The other day, after driving up the mountain to buy apples to peel and freeze, “my boy” decided to try to catch butterflies. They were beautiful and they were everywhere. He is 5 and his logic is catching up to his enthusiasm ~ he ran from bush to bush and chased butterfly after butterfly until he finally figured out that it was easier once the butterfly had landed on a flower.
Sometimes, my teaching is like this, too. My enthusiasm needs to chill so my planning can catch up. Sometimes I run around trying to “catch” my kids and “learn them something”. And sometimes I plan and plan and plan and I still miss.
Yesterday, though, I was in the middle of my lesson about how to write detailed, thoughtful answers to open-ended questions and I caught a butterfly out of thin air. I was part way through, after having planned for a couple hours last week, and completely changed my whole process (anyone else experience these epiphany-type ideas?)… Instead of just having my students write immediately after instructions, I had them write on a post-it what they were thinking. Once they had done that, I put them in pairs to discuss their thinking. I showed them examples and non-examples of useful feedback….. and only THEN did they write. And you know what…. it worked… My kids, who just Monday thought writing more than yes, no, idk… those same kids told me today that writing wasn’t hard if they could think first…. “hello”… I’ve never done this before because?????

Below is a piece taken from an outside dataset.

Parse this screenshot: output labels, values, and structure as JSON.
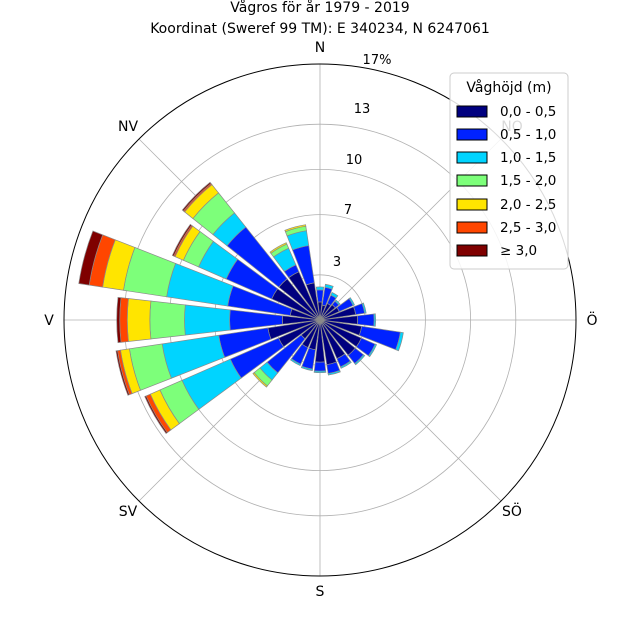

So, yeah, it’s hard to catch butterflies out of thin air… and I don’t recommend NOT lesson planning just because we get some awesome ideas in the middle of class… but I rejoice when something good happens…. especially when I feel like I’m just chasing butterflies.
Happy butterfly catching!
P.S. Post-its (any brand) are an amazing teaching tool… if you don’t use them… you totally should 🙂 Just some friendly advice!